Migalhas de Peso

Presunção de inocência: O réu, no processo penal, é culpado ou inocente?

A presunção de inocência é tema que está sempre na ordem do dia. Regimes autoritários gostam de relativizar presunção de inocência. Todos são culpados até provar o contrário.

17/12/2024

A presunção de inocência é tema que está sempre na ordem do dia. Está ligada a cidadania, que é fundamento da república.  

Regimes autoritários gostam de relativizar presunção de inocência. Todos são culpados até provar o contrário. A propósito, para polícia, Ministério Público e mídia o réu no inquérito e processo penal é sempre culpado...

Mas, afinal, qual a condição jurídica do réu no processo penal? Culpado? Inocente?

Em torno dessa temática que vamos aqui debater. Tenho conversado com pessoas e escutado frases mais ou menos assim: o STF deveria ouvir a “voz das ruas” e o “clamor popular”.

Andam também dizendo por aí que: “decisões do Supremo não correspondem à expectativa da sociedade. Que o “padrão mundial” é a execução da pena na segunda instância”.

Falam que “sentenças da Laja-Jato foram anuladas atrapalhando o enfrentamento à corrupção”. Ah, a última que ouvi é que “o condenado pelo júri saia pela porta da frente”.

Mas há que lembrar a reflexão de Sartre:

“o inferno são os outros “.

Pois é. Presunção de inocência só é bom quando é para mim, nossa família e os amigos, não é?  

Para os outros: cadeia, neles!    

O STF é o porta voz da expectativa da sociedade?

Sempre com todo o respeito aos que pensam diferente. Vamos falar francamente: por acaso, o Supremo é o porta voz da “expectativa da sociedade”? Ora, o STF não existe para corresponder à “expectativa da sociedade”, para atender a “voz das ruas” e o “clamor popular”.

Não, mesmo!

Como medir à “expectativa da sociedade”?

Como medir o “clamor popular”? Qual o metro?! A “expectativa” Será medida pelo ditador de plantão?

Por sinal, já falaram, na linguagem freudiana, que o Judiciário não é o superego da sociedade. Deve o STF obediência à “expectativa da sociedade”

Então, para que serve a CF?

Como se sabe, o STF é contramajoritário na defesa dos direitos fundamentais. Além do mais, a CF é um remédio contra a maiorias. 

E se à expectativa da sociedade for X e a CF falar Y?

Prisão em segunda instância

Meu vizinho Tavinho diz que a execução da pena depois da condenação na segunda instância é o “padrão mundial”. Só faltou ele combinar com a queridona CF!

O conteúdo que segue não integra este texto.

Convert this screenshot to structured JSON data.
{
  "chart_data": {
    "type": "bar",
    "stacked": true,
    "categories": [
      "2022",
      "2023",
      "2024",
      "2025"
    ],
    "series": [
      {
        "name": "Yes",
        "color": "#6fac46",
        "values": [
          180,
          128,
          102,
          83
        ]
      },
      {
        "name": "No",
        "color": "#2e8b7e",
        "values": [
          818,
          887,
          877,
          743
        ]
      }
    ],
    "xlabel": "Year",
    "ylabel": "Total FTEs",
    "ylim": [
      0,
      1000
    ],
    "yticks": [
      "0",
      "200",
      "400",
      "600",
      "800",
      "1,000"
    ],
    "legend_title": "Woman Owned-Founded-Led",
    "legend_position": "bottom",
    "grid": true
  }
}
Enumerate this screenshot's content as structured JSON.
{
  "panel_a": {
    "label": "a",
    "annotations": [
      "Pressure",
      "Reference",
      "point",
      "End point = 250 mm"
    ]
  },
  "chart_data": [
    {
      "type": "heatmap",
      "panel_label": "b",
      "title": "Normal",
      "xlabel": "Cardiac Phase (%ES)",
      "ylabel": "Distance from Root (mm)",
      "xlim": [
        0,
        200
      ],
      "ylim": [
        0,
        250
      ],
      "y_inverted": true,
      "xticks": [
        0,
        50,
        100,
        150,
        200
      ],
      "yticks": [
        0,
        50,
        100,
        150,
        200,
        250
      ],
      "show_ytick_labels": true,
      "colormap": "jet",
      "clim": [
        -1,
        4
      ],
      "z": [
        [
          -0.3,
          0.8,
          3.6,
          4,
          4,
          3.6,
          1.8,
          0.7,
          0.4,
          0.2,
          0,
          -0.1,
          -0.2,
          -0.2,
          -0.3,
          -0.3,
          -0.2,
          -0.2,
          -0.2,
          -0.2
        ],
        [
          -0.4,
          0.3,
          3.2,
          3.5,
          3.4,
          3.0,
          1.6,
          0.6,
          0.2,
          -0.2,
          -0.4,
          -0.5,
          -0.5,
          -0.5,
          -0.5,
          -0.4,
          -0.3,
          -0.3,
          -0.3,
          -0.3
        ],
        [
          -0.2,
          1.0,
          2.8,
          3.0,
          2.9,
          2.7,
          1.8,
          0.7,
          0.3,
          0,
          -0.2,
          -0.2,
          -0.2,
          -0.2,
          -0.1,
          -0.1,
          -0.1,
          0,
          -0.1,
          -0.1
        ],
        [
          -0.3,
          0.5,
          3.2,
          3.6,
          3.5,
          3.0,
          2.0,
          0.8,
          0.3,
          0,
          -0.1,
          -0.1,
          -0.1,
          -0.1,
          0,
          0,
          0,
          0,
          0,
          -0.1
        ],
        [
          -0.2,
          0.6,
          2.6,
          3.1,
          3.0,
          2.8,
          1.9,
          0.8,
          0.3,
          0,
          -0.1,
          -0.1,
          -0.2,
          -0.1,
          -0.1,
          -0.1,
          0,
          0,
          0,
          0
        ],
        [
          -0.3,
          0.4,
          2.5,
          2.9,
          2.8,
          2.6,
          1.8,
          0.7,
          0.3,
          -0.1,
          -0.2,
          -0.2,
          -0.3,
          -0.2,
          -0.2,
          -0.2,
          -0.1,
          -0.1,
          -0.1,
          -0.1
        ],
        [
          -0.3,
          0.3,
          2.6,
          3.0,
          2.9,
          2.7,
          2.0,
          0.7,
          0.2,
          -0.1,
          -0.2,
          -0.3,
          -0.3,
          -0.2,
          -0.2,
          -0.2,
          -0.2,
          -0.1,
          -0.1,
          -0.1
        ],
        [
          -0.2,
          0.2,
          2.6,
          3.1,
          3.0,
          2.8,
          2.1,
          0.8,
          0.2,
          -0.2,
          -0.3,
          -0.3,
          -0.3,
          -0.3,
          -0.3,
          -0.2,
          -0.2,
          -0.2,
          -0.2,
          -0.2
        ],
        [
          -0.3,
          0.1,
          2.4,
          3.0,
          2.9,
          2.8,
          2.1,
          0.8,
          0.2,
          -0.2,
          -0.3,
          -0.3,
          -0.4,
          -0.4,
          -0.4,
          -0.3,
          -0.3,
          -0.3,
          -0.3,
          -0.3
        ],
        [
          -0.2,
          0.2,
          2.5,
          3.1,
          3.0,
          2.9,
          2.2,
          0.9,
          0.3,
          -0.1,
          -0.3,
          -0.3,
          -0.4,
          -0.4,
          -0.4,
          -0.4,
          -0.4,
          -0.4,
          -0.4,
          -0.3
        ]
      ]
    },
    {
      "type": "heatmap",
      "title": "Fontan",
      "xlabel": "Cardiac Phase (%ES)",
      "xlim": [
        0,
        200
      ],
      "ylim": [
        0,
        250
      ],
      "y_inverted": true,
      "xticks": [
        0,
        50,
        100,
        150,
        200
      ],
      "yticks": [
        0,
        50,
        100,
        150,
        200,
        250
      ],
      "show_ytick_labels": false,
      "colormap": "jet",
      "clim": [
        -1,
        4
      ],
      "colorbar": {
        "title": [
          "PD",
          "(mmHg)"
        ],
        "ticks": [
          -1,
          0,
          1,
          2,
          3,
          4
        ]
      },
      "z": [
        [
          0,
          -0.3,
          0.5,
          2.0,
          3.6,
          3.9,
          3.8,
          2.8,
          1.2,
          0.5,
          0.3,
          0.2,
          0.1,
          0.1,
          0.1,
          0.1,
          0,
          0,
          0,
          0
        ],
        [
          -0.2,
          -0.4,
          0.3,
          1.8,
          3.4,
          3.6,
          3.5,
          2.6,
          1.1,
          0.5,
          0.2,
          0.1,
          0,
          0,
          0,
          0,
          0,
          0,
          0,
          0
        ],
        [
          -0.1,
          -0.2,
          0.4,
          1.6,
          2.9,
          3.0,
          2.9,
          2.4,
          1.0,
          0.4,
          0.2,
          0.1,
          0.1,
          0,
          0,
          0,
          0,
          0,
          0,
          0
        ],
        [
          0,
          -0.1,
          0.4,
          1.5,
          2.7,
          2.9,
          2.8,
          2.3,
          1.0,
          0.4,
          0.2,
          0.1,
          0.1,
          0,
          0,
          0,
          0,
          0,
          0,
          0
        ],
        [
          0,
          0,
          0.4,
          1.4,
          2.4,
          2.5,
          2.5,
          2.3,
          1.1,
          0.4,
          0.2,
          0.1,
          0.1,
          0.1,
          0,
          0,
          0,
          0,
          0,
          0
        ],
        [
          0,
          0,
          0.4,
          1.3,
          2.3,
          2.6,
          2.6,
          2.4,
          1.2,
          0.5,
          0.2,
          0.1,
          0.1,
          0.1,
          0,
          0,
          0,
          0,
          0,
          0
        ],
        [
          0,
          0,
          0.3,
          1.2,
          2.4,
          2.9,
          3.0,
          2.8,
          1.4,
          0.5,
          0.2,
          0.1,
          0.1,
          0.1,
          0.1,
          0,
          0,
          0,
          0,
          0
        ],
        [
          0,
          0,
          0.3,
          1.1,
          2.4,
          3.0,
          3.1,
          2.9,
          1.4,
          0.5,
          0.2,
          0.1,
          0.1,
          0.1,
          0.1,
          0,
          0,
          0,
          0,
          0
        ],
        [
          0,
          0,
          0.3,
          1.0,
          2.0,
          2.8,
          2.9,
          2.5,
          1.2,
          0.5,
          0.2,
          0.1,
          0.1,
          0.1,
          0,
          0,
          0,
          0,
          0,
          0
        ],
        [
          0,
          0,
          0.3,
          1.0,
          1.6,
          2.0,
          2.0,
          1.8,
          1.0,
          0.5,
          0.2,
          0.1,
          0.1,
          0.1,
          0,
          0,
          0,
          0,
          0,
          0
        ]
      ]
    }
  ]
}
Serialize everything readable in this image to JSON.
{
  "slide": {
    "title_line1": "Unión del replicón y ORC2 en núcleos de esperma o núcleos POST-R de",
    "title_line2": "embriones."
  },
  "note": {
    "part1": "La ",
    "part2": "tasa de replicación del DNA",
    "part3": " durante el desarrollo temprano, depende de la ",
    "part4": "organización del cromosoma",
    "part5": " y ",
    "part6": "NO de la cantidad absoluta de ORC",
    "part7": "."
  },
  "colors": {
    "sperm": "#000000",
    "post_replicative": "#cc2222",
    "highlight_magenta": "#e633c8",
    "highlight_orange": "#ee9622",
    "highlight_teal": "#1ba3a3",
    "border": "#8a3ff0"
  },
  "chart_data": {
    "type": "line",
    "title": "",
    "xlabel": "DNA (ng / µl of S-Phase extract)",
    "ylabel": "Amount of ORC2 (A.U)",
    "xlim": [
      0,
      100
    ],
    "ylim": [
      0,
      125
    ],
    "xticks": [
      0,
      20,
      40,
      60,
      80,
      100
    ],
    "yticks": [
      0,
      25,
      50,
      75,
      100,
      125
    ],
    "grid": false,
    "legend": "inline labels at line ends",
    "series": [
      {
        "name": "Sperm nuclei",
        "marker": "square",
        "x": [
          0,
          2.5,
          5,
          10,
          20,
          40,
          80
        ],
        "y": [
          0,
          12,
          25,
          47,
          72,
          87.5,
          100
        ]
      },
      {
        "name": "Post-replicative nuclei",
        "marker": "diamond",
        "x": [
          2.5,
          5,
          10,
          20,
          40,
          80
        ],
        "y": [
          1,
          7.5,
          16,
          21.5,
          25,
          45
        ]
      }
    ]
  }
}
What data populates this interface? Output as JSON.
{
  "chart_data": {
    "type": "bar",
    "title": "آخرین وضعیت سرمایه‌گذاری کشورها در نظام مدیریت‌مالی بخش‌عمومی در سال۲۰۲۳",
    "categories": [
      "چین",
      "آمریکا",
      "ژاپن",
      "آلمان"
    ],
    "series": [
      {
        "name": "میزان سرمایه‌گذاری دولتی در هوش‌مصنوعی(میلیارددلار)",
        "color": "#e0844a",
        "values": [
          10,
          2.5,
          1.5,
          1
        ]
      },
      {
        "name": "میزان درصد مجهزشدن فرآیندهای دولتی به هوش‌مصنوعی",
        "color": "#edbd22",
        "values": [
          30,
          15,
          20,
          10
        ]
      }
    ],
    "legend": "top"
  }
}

Não me leve a mal: defendo a CF!

Por quê? Porque a lei maior tem uma pedra no meio do caminho, como no poema de Drummond, que é a presunção de inocência: ninguém será considerado culpado até o trânsito em julgado de sentença penal condenatória (CF, art. 5º, LVII).

Simples assim! Alguma dúvida, vizinho?

Relembrando as decisões do STF em relação à execução da pena antecipada

Vamos, rapidamente, rememorar: em 2009, no HC 84.078/MG, o Supremo acordou que não se admitia à execução antecipada da pena, tendo em vista o princípio constitucional da presunção de inocência.

Em 2016, quando uma onda conservadora varreu o país, no julgamento do HC 126.292/SP, o STF mudou a sua jurisprudência. Produziu uma pérola: é possível a execução da pena depois de decisão condenatória confirmada em segunda instância.

Foi um dia triste...

Por fim, em 2019, foi revertido o entendimento do STF, nas ações declaratórias de constitucionalidade 43, 44 e 54. Foi falado o óbvio do óbvio: a sentença só pode ser executada após o trânsito em julgado da condenação.

Reparem: um dia, o STF fala uma coisa. Já no outro dia, muda de jurisprudência. Difícil. Muito difícil.

Afinal de contas, há o direito fundamental à resposta correta. O Supremo deveria acertar por último. A doutrina brasileira não está atenta. Será o direito aquilo que o Judiciário diz que é?

A resposta só pode ser: não, não e não!

Pois é. Está muito difícil advogar. Será que os causídicos jogaram pedra na cruz? São inúmeras as “maldades jurídicas” que assumem ares de verdade.

Onde está o real ou verdade verdadeira no Direito?

Aliás, todos têm o direito fundamental à verdade. Caso contrário, haverá uma injustiça hermenêutica que é espécie do gênero injustiça epistêmica, na lição de Miranda Fricker.

Um ponto importante: é mentira que não é possível a prisão antes do trânsito em julgado. Jamais foi proibido prender. A prisão cautelar processual é constitucional. É admissível. Desde que, claro, fundamentada com base nos quatro pressupostos previstos no art. 312 do CPP. 

A CF é a maneira de ser do Estado. Que bom que a nossa é garantista! Por exemplo: a presunção de inocência não aparece expressamente no texto constitucional americano. É forçar barra com o direito comparado dizer que é “padrão mundial”.

Não dá para copiar e colar!

Prisão imediata no júri

O STF decidiu, recentemente, em regime de repercussão geral, o Tema 1.068, que autoriza a automática prisão do réu em face condenação imposta pelo tribunal do júri.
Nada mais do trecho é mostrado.